Deposit Growth and CASA Ratio
ICICI Bank’s total deposits increased by 19.6% year-on-year. The bank’s CASA (Current Account Savings Account) ratio stood at 42.9%, reflecting stable low-cost funding. The growth in term deposits also indicates a balanced funding mix.
HDFC Bank recorded a 26.4% year-on-year growth in deposits. The CASA ratio stood at 38.2%, slightly lower than ICICI Bank’s. The bank continued to grow retail deposits strongly, although post-merger cost of funds marginally increased.
In this segment, ICICI Bank maintained a better CASA ratio, reflecting more efficient deposit mobilization and cost management.
Digital Initiatives and Customer Reach
ICICI Bank expanded its digital footprint aggressively during the quarter. The bank continued to upgrade its iMobile Pay app and introduced AI-driven insights for customer engagement. Digital transactions accounted for a significant share of total volumes, with the bank emphasizing innovations in user experience and backend integration.
HDFC Bank, post-merger, focused on consolidating its digital infrastructure. It launched new AI-enabled services and increased focus on cross-selling financial products via mobile banking. However, integration of legacy systems posed a short-term challenge.
ICICI Bank’s digital strategy delivered faster results, while HDFC Bank remains in the process of achieving full technological synergy post-merger.
Stock Market Performance
ICICI Bank’s stock showed resilience in the lead-up to earnings and gained over 4% after the results announcement. The market rewarded the bank’s consistent profit growth, margin strength, and healthy asset quality.

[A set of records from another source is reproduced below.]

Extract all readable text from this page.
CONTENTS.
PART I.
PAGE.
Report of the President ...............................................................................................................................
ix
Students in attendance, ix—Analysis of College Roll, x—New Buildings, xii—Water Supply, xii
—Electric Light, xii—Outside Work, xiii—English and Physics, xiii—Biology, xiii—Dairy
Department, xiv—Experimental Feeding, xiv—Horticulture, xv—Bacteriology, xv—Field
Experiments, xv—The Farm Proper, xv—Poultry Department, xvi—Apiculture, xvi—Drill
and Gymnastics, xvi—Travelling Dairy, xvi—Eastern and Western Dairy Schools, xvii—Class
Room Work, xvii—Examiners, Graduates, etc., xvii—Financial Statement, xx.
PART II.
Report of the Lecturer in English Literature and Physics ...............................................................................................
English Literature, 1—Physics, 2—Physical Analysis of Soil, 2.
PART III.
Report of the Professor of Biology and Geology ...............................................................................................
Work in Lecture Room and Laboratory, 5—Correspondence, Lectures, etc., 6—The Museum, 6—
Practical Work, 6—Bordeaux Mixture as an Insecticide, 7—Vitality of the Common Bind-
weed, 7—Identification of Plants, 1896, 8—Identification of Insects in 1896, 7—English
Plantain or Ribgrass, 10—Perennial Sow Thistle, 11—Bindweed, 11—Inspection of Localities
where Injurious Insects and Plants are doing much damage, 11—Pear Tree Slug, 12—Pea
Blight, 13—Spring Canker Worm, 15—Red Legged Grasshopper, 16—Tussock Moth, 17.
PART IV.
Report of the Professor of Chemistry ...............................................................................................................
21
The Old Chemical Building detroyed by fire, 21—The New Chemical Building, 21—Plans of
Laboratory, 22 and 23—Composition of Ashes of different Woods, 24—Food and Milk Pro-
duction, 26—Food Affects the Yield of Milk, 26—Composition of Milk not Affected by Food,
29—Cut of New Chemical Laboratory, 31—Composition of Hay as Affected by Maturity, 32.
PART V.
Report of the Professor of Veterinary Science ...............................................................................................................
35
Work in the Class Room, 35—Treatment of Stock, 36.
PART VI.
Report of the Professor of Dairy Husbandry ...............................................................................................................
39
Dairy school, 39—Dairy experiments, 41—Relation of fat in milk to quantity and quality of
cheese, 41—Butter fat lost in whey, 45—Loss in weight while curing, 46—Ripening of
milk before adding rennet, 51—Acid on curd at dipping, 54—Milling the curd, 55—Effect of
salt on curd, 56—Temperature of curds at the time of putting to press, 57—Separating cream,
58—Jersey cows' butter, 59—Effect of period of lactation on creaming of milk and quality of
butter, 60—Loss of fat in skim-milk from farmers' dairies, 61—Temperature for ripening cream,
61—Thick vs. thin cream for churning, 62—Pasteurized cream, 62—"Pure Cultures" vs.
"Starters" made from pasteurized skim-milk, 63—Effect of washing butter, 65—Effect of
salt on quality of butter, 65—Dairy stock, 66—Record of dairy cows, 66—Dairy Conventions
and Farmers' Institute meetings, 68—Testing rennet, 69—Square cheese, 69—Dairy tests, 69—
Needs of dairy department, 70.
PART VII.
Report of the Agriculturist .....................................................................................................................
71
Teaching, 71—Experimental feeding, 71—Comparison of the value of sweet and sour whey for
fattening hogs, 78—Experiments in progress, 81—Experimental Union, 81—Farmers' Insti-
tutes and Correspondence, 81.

HDFC Bank’s stock remained stable post-results, gaining marginally as investors digested the mixed set of numbers. The market responded cautiously due to integration costs and slower profit growth.
In terms of investor sentiment, ICICI Bank received a stronger vote of confidence during the Q4 earnings season.
Who Came Out on Top?
Both ICICI Bank and HDFC Bank remain strong institutions with solid fundamentals. However, ICICI Bank emerged as the stronger performer in Q4 FY25 across several metrics. The bank posted higher profit growth, maintained stronger margins, achieved consistent organic loan growth, and improved asset quality more significantly.
HDFC Bank retained its leadership in size and scale but faced transitional challenges due to the merger. Over the long term, the merged entity holds significant potential, but short-term operational performance placed ICICI Bank ahead this quarter.
ICICI Bank clearly delivered a more robust Q4 performance and gained market favor as a result. HDFC Bank, while solid, will need to navigate integration hurdles to regain its previous growth momentum in future quarters.